This week, staff reporter Jason Scott turned his normal blog space over to Justin Kovaleski.
Kovaleski is the director of business development for Lemoyne-based Eastern PCM LLC. He holds a bachelor’s degree in construction management from the Pennsylvania College of Technology and an MBA in sustainable business and green development.
He has worked for Eastern PCM since 2007 and serves as chairman for the U.S. Green Building Council’s Central Pennsylvania Chapter.
Kovaleski was just recognized as one of the Business Journal’sForty Under 40 winners.
Follow this link to read on the CPBJ website.
Let’s face it. Nearly every industry is looking for ways to cut costs.
The construction industry, especially, is not as active in the Central Pennsylvania region as it once was. All firms are searching for new ways to reduce overhead costs and to discover a new competitive advantage.
The construction industry uses a lot of paper. The creation of the design documents is a long, tedious process that requires many copies, reviews, reprints, et cetera. Then you have to distribute the documents to stakeholders, bidders, testing agencies — all of which typically require multiple copies.
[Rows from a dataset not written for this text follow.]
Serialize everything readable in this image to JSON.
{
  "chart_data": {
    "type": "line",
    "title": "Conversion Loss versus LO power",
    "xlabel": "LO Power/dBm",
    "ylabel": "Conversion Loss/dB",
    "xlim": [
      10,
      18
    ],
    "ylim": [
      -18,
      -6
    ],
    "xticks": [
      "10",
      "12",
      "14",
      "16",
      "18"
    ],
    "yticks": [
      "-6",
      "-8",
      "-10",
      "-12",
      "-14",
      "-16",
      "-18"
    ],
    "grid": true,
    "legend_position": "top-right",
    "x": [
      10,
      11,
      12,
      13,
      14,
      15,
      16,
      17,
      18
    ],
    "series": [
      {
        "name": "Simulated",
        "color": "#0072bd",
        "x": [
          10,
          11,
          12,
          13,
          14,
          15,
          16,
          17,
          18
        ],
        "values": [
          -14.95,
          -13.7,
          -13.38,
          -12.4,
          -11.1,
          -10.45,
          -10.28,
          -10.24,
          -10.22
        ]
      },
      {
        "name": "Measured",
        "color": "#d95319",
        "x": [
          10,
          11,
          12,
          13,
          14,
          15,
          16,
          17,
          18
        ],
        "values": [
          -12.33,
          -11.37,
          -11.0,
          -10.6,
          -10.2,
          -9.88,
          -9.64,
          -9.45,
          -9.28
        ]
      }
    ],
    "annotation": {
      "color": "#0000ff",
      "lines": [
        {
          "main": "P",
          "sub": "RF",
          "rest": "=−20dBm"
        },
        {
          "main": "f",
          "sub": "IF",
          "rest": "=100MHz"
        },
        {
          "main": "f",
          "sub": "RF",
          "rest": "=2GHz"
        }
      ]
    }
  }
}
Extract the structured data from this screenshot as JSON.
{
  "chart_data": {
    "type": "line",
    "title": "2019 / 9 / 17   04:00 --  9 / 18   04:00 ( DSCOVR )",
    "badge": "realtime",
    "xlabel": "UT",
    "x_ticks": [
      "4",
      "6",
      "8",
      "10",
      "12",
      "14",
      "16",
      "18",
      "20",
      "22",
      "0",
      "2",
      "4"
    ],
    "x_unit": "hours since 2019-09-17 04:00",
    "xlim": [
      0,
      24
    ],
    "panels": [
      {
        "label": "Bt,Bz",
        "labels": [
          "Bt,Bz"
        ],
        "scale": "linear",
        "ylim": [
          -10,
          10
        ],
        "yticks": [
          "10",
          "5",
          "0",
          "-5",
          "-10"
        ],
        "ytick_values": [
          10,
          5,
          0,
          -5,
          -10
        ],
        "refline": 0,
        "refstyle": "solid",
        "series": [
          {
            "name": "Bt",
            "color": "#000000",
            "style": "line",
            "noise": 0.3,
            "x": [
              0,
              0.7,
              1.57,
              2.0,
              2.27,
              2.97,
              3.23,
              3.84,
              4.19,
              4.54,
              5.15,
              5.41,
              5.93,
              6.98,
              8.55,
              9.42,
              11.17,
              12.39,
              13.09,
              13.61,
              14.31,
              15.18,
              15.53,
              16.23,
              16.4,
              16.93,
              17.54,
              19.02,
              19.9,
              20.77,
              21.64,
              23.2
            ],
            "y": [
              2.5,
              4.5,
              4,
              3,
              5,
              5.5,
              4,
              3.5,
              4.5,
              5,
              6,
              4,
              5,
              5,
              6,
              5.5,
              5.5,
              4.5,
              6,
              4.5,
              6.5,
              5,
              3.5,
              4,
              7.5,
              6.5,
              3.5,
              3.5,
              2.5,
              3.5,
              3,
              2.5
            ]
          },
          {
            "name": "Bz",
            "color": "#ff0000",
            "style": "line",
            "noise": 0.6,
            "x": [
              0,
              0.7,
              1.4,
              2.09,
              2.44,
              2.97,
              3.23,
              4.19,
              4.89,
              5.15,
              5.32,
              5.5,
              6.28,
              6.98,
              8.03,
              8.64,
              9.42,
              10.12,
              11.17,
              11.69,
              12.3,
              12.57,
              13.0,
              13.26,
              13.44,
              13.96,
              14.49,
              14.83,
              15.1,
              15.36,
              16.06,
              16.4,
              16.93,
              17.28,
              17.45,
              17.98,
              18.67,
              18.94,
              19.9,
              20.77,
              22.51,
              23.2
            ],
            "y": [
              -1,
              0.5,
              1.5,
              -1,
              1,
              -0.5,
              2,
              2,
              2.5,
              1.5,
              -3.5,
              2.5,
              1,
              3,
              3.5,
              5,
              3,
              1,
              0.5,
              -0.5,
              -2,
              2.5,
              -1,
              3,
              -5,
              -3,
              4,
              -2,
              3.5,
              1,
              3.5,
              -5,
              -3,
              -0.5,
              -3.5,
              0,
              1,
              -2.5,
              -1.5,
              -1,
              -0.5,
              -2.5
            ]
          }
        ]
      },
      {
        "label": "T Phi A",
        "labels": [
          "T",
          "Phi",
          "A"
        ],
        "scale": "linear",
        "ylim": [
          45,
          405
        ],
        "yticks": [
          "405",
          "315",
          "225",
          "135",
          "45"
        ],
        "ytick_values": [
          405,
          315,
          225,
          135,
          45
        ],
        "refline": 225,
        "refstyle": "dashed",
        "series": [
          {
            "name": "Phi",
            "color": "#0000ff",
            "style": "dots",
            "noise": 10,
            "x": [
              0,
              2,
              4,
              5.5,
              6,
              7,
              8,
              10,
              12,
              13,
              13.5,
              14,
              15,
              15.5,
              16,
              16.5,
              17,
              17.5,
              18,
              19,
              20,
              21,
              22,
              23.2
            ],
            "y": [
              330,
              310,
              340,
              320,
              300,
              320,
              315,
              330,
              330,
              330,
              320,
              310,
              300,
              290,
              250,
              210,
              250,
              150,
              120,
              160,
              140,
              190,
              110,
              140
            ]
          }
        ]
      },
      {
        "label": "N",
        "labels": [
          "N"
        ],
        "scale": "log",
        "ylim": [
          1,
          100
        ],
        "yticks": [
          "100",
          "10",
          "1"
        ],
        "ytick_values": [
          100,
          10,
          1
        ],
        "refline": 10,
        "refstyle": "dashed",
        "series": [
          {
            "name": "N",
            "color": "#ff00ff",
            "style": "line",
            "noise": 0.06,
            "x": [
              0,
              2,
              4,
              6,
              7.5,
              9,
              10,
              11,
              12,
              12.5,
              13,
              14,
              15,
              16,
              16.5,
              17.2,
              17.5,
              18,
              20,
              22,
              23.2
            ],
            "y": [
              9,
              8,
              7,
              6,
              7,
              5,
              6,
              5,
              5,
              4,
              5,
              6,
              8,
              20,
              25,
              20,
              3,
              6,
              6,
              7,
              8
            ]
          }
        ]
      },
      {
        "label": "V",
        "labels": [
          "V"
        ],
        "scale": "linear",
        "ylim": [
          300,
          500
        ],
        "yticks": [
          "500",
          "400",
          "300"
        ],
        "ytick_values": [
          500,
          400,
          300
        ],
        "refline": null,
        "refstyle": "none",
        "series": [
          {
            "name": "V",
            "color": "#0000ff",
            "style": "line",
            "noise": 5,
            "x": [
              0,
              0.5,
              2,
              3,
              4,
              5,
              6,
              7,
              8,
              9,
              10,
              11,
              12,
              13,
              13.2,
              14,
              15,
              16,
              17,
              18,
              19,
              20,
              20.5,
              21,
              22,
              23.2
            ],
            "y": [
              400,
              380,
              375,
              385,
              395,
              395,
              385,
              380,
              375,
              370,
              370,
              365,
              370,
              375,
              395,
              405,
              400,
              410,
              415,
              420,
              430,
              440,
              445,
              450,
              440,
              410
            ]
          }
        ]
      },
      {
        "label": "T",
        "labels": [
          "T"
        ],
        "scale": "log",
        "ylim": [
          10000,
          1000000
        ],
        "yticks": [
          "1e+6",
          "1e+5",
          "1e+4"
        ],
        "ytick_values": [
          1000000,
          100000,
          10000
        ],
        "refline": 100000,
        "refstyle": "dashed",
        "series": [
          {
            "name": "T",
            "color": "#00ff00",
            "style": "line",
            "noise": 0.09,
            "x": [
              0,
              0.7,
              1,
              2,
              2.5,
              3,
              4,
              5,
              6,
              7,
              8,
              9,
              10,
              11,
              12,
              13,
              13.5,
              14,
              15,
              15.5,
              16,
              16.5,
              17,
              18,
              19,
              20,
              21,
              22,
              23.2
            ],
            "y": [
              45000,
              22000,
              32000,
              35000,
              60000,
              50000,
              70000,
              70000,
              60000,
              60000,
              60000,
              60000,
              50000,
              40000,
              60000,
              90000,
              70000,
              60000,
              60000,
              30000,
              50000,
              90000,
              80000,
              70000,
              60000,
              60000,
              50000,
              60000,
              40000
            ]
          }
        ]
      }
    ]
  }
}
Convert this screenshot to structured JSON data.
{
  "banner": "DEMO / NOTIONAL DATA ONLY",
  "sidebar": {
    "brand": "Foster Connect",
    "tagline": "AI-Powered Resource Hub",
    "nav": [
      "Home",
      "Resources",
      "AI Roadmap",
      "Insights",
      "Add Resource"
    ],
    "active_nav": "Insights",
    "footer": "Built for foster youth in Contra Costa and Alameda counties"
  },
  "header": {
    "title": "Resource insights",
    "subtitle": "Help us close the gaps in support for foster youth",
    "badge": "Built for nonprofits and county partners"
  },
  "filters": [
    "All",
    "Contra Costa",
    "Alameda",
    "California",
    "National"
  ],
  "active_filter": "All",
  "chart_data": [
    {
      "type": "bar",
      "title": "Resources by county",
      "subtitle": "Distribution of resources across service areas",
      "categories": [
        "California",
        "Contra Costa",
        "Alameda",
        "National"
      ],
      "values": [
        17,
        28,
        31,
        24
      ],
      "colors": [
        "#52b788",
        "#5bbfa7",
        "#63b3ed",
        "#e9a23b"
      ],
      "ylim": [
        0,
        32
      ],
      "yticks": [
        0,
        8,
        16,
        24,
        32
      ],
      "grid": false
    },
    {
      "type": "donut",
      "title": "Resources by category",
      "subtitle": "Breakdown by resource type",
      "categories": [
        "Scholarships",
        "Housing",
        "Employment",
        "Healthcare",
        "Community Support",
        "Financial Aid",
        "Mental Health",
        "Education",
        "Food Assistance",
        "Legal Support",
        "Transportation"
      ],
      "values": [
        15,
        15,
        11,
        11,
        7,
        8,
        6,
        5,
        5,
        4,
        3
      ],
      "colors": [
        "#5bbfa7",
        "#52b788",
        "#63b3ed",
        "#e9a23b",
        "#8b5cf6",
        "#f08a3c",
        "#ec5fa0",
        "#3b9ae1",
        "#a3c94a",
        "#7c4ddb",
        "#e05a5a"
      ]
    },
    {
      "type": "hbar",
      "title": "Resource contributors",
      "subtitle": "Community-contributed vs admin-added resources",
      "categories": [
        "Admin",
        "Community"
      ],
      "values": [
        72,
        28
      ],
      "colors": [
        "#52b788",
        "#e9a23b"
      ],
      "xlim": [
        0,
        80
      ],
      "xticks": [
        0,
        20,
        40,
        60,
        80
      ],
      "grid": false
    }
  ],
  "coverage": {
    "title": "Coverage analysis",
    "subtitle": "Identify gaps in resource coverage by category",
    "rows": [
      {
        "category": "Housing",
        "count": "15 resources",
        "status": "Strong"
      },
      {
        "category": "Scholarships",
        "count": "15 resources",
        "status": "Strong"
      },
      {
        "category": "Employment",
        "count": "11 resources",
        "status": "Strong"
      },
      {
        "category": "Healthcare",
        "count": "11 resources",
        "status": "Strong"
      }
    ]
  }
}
Once the planning phase is complete, the construction begins and along with it the submittal process. When I started in the construction industry, I had never seen more paper come across my desk than during this phase of a project. Every single product that is installed on a commercial construction project is submitted in document form.
Each product submission can be voluminous and is submitted with five to 10 copies, depending on the demands of a particular project. Considering the size of a project, we are talking about tens of thousands of pages just for this phase.
Now imagine the cost savings potential of not using any of that paper.
Much of the business world has been converting to the electronic age over the past several years. While the construction industry has definitely caught on, there are still many firms that have not taken the paperless leap yet. If you haven’t started to make the switch, now is the time.
Switching to electronic document distribution is easier than you think. Most people are already doing it with email, but there are other avenues available for larger file transfers and distribution, such as FTP sites, cloud networks and construction-based team collaboration software such as Primavera and Newforma.
Utilizing electronic document distribution for all your construction paperwork will benefit you many times over.
Not having to buy all that paper is the most obvious benefit. Other benefits include environmental stewardship, faster communications, reduced space needed for file storage, reduced costs for clients, improved field-to-office communication, reduced shipping costs — and no more paper cuts.
Exact savings cannot be calculated except on a case-by-case basis. Even without knowing the average percentage of savings per project, the cost savings potential is quite obvious.
So if you haven’t looked into switching to electronic-based document distribution yet, then I encourage you to put the paper down and start today.